An insufflator valve had been sterilized and was apparently still hot when an unknown hospital staff member put it down on the patient's exposed skin. [An insufflator is a machine that is used to pump CO2 through tubing into the abdomen for laparoscopic surgery.] When the doctor saw the mild second-degree burn, he asked what happened, but "but no one in the OR claimed any knowledge or responsibility."
The hospital had settled the suit on behalf of its staff, but the surgeon, who as a private practitioner had his own malpractice insurance, held out. The original lower court ruling dismissing the suit against him had been based on the plaintiff's lawyer's failure to prove that the surgeon was responsible for the actions of the hospital staff.
In December 2012, I wrote a post stating my opinion that activities such as counting the sponges during an operation were not the responsibility of the surgeon. Many who commented on the post were highly indignant that I could suggest such a thing.
I wrote another post last year on the subject in response to another surgeon's blog entitled "Everything's my fault: How a surgeon says I'm sorry." I felt that many things that happened to patients were beyond the control of the surgeon. Most of the comments agreed with me.
I keep hearing that medical care has become a team sport. If that's true, then the surgeon, like everyone else, is simply a member of the team. People on teams have different roles and must execute properly for the team to succeed.

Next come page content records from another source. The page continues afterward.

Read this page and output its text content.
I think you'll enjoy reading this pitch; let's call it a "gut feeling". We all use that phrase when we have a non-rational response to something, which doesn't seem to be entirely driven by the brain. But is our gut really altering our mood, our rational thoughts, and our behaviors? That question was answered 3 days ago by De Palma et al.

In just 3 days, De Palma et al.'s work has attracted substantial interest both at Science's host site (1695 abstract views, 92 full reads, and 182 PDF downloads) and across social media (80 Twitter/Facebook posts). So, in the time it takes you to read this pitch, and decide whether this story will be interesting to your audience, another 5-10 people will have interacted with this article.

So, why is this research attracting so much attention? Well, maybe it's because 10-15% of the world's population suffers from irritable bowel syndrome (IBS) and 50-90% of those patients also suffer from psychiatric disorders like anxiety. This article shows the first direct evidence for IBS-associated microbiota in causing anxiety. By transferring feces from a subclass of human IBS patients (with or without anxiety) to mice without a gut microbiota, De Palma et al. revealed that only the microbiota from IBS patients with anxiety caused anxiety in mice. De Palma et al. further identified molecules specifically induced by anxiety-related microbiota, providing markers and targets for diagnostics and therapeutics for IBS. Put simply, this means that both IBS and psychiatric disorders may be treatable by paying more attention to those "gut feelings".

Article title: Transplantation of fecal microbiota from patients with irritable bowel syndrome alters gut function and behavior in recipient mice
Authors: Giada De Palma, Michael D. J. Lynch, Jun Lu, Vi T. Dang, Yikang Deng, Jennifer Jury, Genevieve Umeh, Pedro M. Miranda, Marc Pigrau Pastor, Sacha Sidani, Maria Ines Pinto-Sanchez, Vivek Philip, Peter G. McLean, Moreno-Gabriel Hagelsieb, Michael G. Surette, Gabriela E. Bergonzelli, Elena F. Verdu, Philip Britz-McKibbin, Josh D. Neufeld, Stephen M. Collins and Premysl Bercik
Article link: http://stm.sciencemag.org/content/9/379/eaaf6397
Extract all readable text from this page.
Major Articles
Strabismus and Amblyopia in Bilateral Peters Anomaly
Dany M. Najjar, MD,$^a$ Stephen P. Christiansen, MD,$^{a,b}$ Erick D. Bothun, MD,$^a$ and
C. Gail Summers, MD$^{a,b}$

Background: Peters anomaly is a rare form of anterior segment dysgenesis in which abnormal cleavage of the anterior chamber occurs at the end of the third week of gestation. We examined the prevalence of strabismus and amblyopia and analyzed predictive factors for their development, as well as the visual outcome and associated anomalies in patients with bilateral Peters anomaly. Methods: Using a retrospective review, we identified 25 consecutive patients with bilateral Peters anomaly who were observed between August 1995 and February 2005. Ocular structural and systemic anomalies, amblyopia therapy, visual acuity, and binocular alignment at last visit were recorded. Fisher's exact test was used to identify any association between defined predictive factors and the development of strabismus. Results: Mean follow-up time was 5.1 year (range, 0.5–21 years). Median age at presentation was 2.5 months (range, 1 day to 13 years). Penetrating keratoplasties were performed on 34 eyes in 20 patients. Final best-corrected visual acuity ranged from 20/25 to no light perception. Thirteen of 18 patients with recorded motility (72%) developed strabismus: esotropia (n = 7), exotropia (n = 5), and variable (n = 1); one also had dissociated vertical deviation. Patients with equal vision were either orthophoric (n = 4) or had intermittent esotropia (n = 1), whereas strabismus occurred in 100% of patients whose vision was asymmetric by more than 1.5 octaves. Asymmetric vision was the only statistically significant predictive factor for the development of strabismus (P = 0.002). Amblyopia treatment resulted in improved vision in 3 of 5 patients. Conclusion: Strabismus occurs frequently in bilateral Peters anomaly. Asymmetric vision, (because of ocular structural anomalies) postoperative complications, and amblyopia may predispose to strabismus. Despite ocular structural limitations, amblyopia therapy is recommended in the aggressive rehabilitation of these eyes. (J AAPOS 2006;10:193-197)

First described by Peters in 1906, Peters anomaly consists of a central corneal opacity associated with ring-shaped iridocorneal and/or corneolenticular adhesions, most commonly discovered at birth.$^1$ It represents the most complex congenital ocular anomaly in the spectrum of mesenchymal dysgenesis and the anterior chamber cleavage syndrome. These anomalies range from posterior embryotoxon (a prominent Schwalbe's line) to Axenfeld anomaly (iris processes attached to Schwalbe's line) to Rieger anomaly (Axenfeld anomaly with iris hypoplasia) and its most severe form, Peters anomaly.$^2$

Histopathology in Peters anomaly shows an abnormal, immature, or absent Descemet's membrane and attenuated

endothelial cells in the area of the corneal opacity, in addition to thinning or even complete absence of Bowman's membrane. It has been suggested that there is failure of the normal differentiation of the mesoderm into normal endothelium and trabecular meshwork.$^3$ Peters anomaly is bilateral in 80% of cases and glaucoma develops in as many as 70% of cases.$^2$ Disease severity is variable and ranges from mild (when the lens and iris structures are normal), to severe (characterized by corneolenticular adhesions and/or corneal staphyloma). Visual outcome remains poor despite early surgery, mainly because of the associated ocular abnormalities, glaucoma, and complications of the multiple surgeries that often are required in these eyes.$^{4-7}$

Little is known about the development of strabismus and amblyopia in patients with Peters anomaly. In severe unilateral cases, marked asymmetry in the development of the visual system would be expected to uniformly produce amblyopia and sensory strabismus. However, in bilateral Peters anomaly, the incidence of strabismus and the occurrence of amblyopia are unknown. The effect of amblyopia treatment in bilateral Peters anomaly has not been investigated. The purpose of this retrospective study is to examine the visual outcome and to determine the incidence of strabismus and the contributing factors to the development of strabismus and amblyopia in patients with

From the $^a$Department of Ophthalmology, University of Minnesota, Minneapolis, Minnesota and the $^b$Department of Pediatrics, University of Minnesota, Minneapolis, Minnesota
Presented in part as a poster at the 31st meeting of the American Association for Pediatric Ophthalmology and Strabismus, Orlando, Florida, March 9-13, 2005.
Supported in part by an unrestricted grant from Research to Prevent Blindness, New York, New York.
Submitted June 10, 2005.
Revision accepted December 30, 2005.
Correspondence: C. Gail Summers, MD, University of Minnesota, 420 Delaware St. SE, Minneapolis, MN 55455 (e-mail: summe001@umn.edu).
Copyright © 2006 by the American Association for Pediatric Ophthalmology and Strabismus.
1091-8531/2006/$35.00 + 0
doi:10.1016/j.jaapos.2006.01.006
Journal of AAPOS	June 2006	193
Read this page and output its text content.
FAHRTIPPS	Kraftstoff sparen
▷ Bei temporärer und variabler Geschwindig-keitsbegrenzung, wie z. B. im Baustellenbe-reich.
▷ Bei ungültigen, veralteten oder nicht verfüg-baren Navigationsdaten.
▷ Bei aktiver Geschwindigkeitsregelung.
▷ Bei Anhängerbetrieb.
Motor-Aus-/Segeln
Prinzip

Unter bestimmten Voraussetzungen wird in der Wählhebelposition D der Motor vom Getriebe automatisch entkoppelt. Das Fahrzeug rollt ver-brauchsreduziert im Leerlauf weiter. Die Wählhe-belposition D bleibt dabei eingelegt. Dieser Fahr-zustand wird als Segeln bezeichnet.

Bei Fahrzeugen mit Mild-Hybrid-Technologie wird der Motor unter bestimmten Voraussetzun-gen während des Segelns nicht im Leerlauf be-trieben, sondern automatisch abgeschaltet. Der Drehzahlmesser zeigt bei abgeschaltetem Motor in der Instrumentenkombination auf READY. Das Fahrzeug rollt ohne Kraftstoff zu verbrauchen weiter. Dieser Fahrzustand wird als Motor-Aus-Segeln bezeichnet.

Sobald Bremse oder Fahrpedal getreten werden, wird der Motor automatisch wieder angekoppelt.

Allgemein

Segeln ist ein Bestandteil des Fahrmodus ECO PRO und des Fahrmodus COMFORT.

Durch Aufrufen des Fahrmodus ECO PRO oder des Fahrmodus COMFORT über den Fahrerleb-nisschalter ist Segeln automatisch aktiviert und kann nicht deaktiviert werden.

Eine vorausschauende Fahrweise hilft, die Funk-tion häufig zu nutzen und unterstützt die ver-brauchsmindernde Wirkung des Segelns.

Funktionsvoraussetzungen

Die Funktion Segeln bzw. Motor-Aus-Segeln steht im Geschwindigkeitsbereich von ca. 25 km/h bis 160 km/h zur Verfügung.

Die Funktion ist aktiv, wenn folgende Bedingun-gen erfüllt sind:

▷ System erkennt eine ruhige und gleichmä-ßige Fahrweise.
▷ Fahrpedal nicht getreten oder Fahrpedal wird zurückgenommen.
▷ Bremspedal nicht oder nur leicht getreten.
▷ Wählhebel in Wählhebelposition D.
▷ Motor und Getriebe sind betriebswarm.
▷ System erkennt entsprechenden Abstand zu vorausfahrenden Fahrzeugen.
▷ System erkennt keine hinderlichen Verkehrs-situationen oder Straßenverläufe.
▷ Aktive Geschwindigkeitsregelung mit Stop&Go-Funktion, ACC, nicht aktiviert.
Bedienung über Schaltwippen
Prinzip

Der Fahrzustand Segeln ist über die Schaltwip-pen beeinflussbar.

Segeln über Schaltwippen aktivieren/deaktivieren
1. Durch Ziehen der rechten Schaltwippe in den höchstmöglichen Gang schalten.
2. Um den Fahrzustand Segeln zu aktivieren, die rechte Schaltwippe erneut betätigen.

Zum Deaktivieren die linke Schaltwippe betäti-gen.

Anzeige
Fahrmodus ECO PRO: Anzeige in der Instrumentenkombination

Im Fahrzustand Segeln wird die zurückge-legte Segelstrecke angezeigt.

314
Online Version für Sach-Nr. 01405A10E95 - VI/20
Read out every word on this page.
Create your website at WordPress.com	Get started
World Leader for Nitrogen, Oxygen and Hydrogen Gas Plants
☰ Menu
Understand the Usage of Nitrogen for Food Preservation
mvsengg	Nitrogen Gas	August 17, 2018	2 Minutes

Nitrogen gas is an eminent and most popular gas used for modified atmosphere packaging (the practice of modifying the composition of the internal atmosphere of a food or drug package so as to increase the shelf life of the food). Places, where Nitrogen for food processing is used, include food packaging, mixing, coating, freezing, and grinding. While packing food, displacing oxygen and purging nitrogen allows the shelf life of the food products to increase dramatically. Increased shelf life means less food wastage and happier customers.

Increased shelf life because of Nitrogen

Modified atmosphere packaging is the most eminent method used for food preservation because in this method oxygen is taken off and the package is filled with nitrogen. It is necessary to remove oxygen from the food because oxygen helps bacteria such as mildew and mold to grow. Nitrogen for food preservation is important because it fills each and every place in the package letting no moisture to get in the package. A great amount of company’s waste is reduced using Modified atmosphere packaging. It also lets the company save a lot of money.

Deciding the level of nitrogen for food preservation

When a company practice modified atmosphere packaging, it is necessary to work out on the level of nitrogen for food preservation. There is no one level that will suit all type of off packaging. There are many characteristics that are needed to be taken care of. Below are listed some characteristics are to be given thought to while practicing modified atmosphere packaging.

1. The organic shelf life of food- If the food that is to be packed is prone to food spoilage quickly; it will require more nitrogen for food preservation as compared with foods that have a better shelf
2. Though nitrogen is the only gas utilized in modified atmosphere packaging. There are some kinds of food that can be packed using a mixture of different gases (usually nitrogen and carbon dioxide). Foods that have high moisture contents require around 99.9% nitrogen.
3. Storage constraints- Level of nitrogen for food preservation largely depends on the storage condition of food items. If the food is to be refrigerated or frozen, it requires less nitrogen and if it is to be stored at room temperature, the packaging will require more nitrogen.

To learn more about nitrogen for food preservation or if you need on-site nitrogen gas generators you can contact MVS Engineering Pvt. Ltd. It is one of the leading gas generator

One of the most interesting things about the case in question was that none of the OR team members had any idea how that hot insufflator valve found its way to the patient's abdomen.
One thing we know for sure, at least in Kentucky, is that a surgeon is not legally responsible for everything that happens to a patient in the operating room, particularly when he is not even present.
Is this decision the first nail in the coffin of the "captain of the ship" doctrine?